Applying the +30% climb to current price action, the S&P 500 has the potential of moving through the 6000 round number, a key resistance level which, if broken, will mean further strength over the coming months.

This takes us nicely onto…
How To Profit From The Waves Between The Bounces
Between each bounce off the 200sma, the stock market goes through a boom period.
However, each boom varies as money flows from sector to sector. For example:
- Health Care performed exceptionally well between 2012 and 2015.
- Industrials performed well between 2015 and 2017.
- Utilities performed well between 2018 and 2019.
- IT and Communication Services boomed during lockdown from 2020 to 2021.
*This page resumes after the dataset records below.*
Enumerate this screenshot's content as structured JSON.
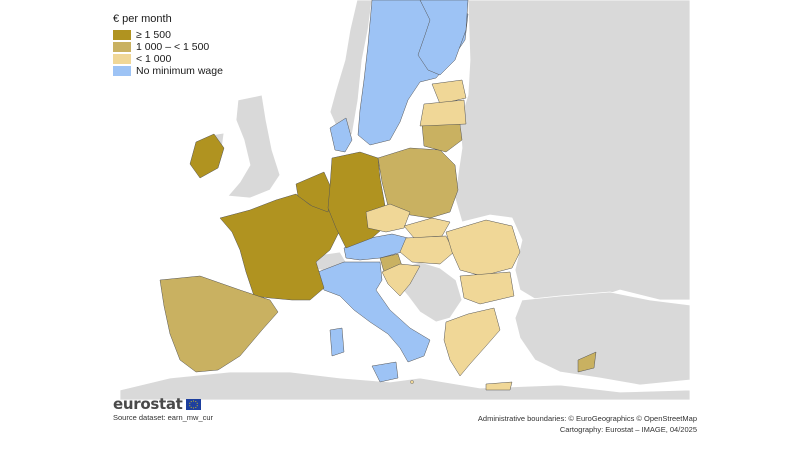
{
  "legend": {
    "title": "€ per month",
    "items": [
      {
        "label": "≥ 1 500",
        "color": "#b09320"
      },
      {
        "label": "1 000 – < 1 500",
        "color": "#c9b161"
      },
      {
        "label": "< 1 000",
        "color": "#f0d797"
      },
      {
        "label": "No minimum wage",
        "color": "#9dc3f5"
      }
    ]
  },
  "colors": {
    "other_land": "#d9d9d9",
    "sea": "#ffffff",
    "borders": "#555555"
  },
  "logo": {
    "text": "eurostat"
  },
  "source": "Source dataset: earn_mw_cur",
  "credits": {
    "line1": "Administrative boundaries: © EuroGeographics © OpenStreetMap",
    "line2": "Cartography: Eurostat – IMAGE, 04/2025"
  }
}
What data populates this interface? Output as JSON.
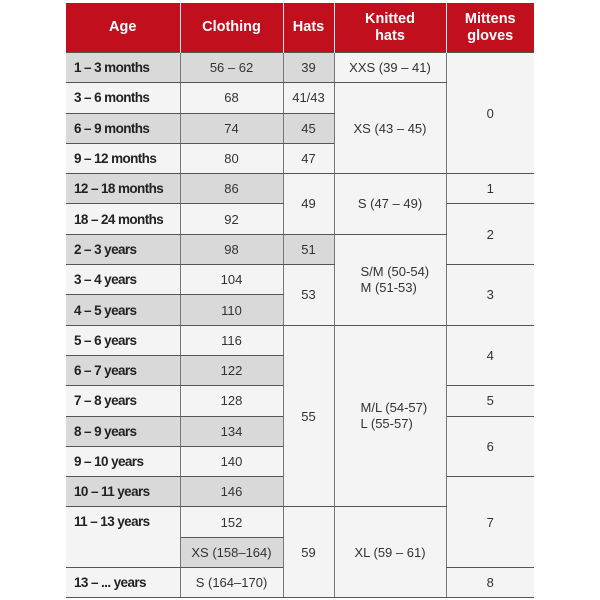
{
  "header": [
    "Age",
    "Clothing",
    "Hats",
    "Knitted\nhats",
    "Mittens\ngloves"
  ],
  "colors": {
    "header_bg": "#c20f1e",
    "shade": "#d9d9d9",
    "cell": "#f4f4f4"
  },
  "rows": [
    [
      {
        "col": "age",
        "text": "1 – 3 months",
        "shade": true
      },
      {
        "col": "clothing",
        "text": "56 – 62",
        "shade": true
      },
      {
        "col": "hats",
        "text": "39",
        "shade": true
      },
      {
        "col": "knitted",
        "text": "XXS (39 – 41)"
      },
      {
        "col": "mittens",
        "text": "0",
        "span": 4
      }
    ],
    [
      {
        "col": "age",
        "text": "3 – 6 months"
      },
      {
        "col": "clothing",
        "text": "68"
      },
      {
        "col": "hats",
        "text": "41/43"
      },
      {
        "col": "knitted",
        "text": "XS (43 – 45)",
        "span": 3
      }
    ],
    [
      {
        "col": "age",
        "text": "6 – 9 months",
        "shade": true
      },
      {
        "col": "clothing",
        "text": "74",
        "shade": true
      },
      {
        "col": "hats",
        "text": "45",
        "shade": true
      }
    ],
    [
      {
        "col": "age",
        "text": "9 – 12 months"
      },
      {
        "col": "clothing",
        "text": "80"
      },
      {
        "col": "hats",
        "text": "47"
      }
    ],
    [
      {
        "col": "age",
        "text": "12 – 18 months",
        "shade": true
      },
      {
        "col": "clothing",
        "text": "86",
        "shade": true
      },
      {
        "col": "hats",
        "text": "49",
        "span": 2
      },
      {
        "col": "knitted",
        "text": "S (47 – 49)",
        "span": 2
      },
      {
        "col": "mittens",
        "text": "1"
      }
    ],
    [
      {
        "col": "age",
        "text": "18 – 24 months"
      },
      {
        "col": "clothing",
        "text": "92"
      },
      {
        "col": "mittens",
        "text": "2",
        "span": 2
      }
    ],
    [
      {
        "col": "age",
        "text": "2 – 3 years",
        "shade": true
      },
      {
        "col": "clothing",
        "text": "98",
        "shade": true
      },
      {
        "col": "hats",
        "text": "51",
        "shade": true
      },
      {
        "col": "knitted",
        "text": "S/M (50-54)\nM (51-53)",
        "span": 3,
        "multi": true
      }
    ],
    [
      {
        "col": "age",
        "text": "3 – 4 years"
      },
      {
        "col": "clothing",
        "text": "104"
      },
      {
        "col": "hats",
        "text": "53",
        "span": 2
      },
      {
        "col": "mittens",
        "text": "3",
        "span": 2
      }
    ],
    [
      {
        "col": "age",
        "text": "4 – 5 years",
        "shade": true
      },
      {
        "col": "clothing",
        "text": "110",
        "shade": true
      }
    ],
    [
      {
        "col": "age",
        "text": "5 – 6 years"
      },
      {
        "col": "clothing",
        "text": "116"
      },
      {
        "col": "hats",
        "text": "55",
        "span": 6
      },
      {
        "col": "knitted",
        "text": "M/L (54-57)\nL (55-57)",
        "span": 6,
        "multi": true
      },
      {
        "col": "mittens",
        "text": "4",
        "span": 2
      }
    ],
    [
      {
        "col": "age",
        "text": "6 – 7 years",
        "shade": true
      },
      {
        "col": "clothing",
        "text": "122",
        "shade": true
      }
    ],
    [
      {
        "col": "age",
        "text": "7 – 8 years"
      },
      {
        "col": "clothing",
        "text": "128"
      },
      {
        "col": "mittens",
        "text": "5"
      }
    ],
    [
      {
        "col": "age",
        "text": "8 – 9 years",
        "shade": true
      },
      {
        "col": "clothing",
        "text": "134",
        "shade": true
      },
      {
        "col": "mittens",
        "text": "6",
        "span": 2
      }
    ],
    [
      {
        "col": "age",
        "text": "9 – 10 years"
      },
      {
        "col": "clothing",
        "text": "140"
      }
    ],
    [
      {
        "col": "age",
        "text": "10 – 11 years",
        "shade": true
      },
      {
        "col": "clothing",
        "text": "146",
        "shade": true
      },
      {
        "col": "mittens",
        "text": "7",
        "span": 3
      }
    ],
    [
      {
        "col": "age",
        "text": "11 – 13 years",
        "span": 2,
        "top": true
      },
      {
        "col": "clothing",
        "text": "152"
      },
      {
        "col": "hats",
        "text": "59",
        "span": 3
      },
      {
        "col": "knitted",
        "text": "XL (59 – 61)",
        "span": 3
      }
    ],
    [
      {
        "col": "clothing",
        "text": "XS (158–164)",
        "shade": true
      }
    ],
    [
      {
        "col": "age",
        "text": "13 – ... years"
      },
      {
        "col": "clothing",
        "text": "S (164–170)"
      },
      {
        "col": "mittens",
        "text": "8"
      }
    ]
  ]
}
- Healthcare and Energy performed well in 2022 when the S&P 500 fell 28%.
- We have been heavily invested in Materials and Consumer Staples since 2023.
Our focus as investors is to find, shortlist and invest in the best-performing stocks from the most robust sectors.
Each of these stocks follows a particular pattern, which I call The 4PS Method, and often go on to move +80% over 12 to 18 months. I go into detail on The 4PS Method in this article.
To find these stocks, we deploy professional scanners programmed with elements of The 4PS Method to go through over 20,000 stocks and create an initial shortlist of 50 to 500 stocks, depending on how the market is moving.
I then use bespoke charting tools I have developed to manually filter out the creme de la creme stocks from the 50 to 500 shortlist and add them to our portfolio.
This process is where art meets science, and the title of ‘investor’ is earned.
The best techniques are remarkably simple to learn and execute but there is a level of sophistication to investing and trend-following that is often not given the respect it deserves.
And there you have it: a detailed look at how to use the repeated pattern in the S&P 500 to align with the bull market and significantly boost your portfolio performance.
In Summary
- Follow the long-term market pattern the S&P 500 has displayed since breaking above the 200sma in 2010.
- Profit is made buying stocks between the bounces off the 200sma when the S&P 500 can rally between +35% and +42%.
- When a bull market is in play, scan sectors and use charting tools to find, shortlist and invest in the best-performing stocks from the most robust sectors.
- Block out media noise and focus on the charts as Wall Street is without a doubt disconnected from The High Street.